Using our experimental set-up and applying each taste spray only once it became obvious that the non-identification of one spray cannot necessarily be equated with a selective ageusia since many of these subjects correctly identified the taste strips of the corresponding tastant. Such incorrect naming may indicate that naming a taste might be more difficult than generally thought. In our present study sweet has been the taste most often correctly identified in both tests, sprays and taste strips. This goes along with data from Pilková et al. [21], demonstrating that sweet taste was best identified while subjects were less successful in naming the other tastes. When applied as a spray to the entire oral cavity, bitter was identified correctly in most cases, in contrast to administration of bitter taste strips, which were very often misinterpreted. This difference indicates that administration of taste strips produced a more local stimulation of taste receptors. Thus, the method of administration also matters when it comes to comparison of taste tests. However, it is also very clear that results between different taste tests correlate, e.g. liquid drops and taste strips [18].
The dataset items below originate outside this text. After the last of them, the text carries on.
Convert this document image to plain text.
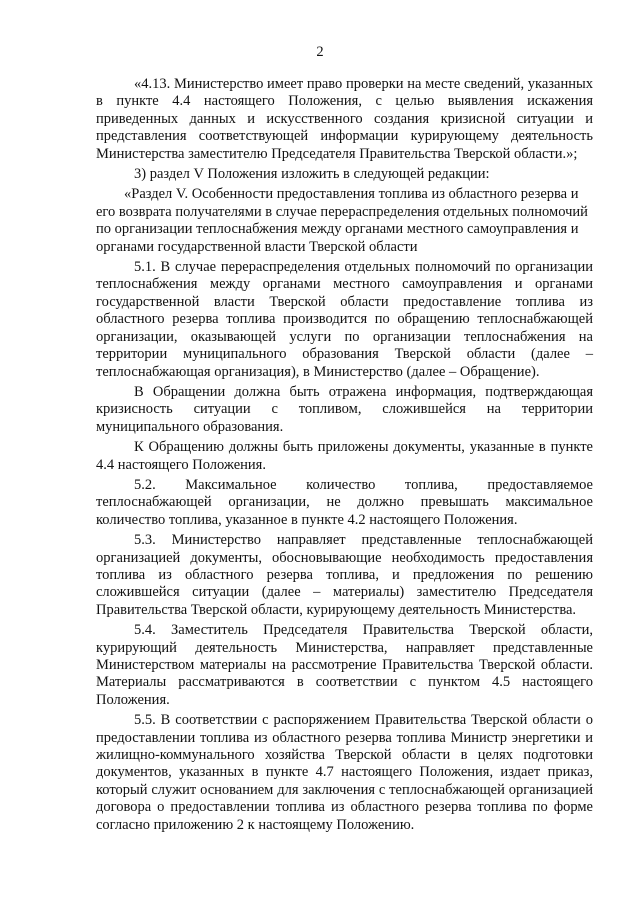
2

«4.13. Министерство имеет право проверки на месте сведений, указанных в пункте 4.4 настоящего Положения, с целью выявления искажения приведенных данных и искусственного создания кризисной ситуации и представления соответствующей информации курирующему деятельность Министерства заместителю Председателя Правительства Тверской области.»;

3) раздел V Положения изложить в следующей редакции:

«Раздел V. Особенности предоставления топлива из областного резерва и его возврата получателями в случае перераспределения отдельных полномочий по организации теплоснабжения между органами местного самоуправления и органами государственной власти Тверской области

5.1. В случае перераспределения отдельных полномочий по организации теплоснабжения между органами местного самоуправления и органами государственной власти Тверской области предоставление топлива из областного резерва топлива производится по обращению теплоснабжающей организации, оказывающей услуги по организации теплоснабжения на территории муниципального образования Тверской области (далее – теплоснабжающая организация), в Министерство (далее – Обращение).

В Обращении должна быть отражена информация, подтверждающая кризисность ситуации с топливом, сложившейся на территории муниципального образования.

К Обращению должны быть приложены документы, указанные в пункте 4.4 настоящего Положения.

5.2. Максимальное количество топлива, предоставляемое теплоснабжающей организации, не должно превышать максимальное количество топлива, указанное в пункте 4.2 настоящего Положения.

5.3. Министерство направляет представленные теплоснабжающей организацией документы, обосновывающие необходимость предоставления топлива из областного резерва топлива, и предложения по решению сложившейся ситуации (далее – материалы) заместителю Председателя Правительства Тверской области, курирующему деятельность Министерства.

5.4. Заместитель Председателя Правительства Тверской области, курирующий деятельность Министерства, направляет представленные Министерством материалы на рассмотрение Правительства Тверской области. Материалы рассматриваются в соответствии с пунктом 4.5 настоящего Положения.

5.5. В соответствии с распоряжением Правительства Тверской области о предоставлении топлива из областного резерва топлива Министр энергетики и жилищно-коммунального хозяйства Тверской области в целях подготовки документов, указанных в пункте 4.7 настоящего Положения, издает приказ, который служит основанием для заключения с теплоснабжающей организацией договора о предоставлении топлива из областного резерва топлива по форме согласно приложению 2 к настоящему Положению.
With increasing age, gustatory function is known to decrease. Many, but not all studies report an age related decrease of taste function. Some studies showed a more general loss in all taste qualities [8, 23], while others have shown a quality-specific loss of function [20].

There are also data showing that sweet taste might be more robust against age decline [28, 30]. Thus, the results of this study showing a weak negative correlation between taste function and increasing age is in line with the literature.

To summarize, the present investigation is the largest study to examine healthy subjects using two taste tests. (1) We were able to demonstrate that complete ageusia is very rare and was not observed within our sample of 761 subjects, and (2) hypogeusia was observed within 5% of all subjects according to the taste strips normative values. However, naming of tastants seems be more difficult than previously assumed and misinterpretations are much more common than true “mis-tastes”.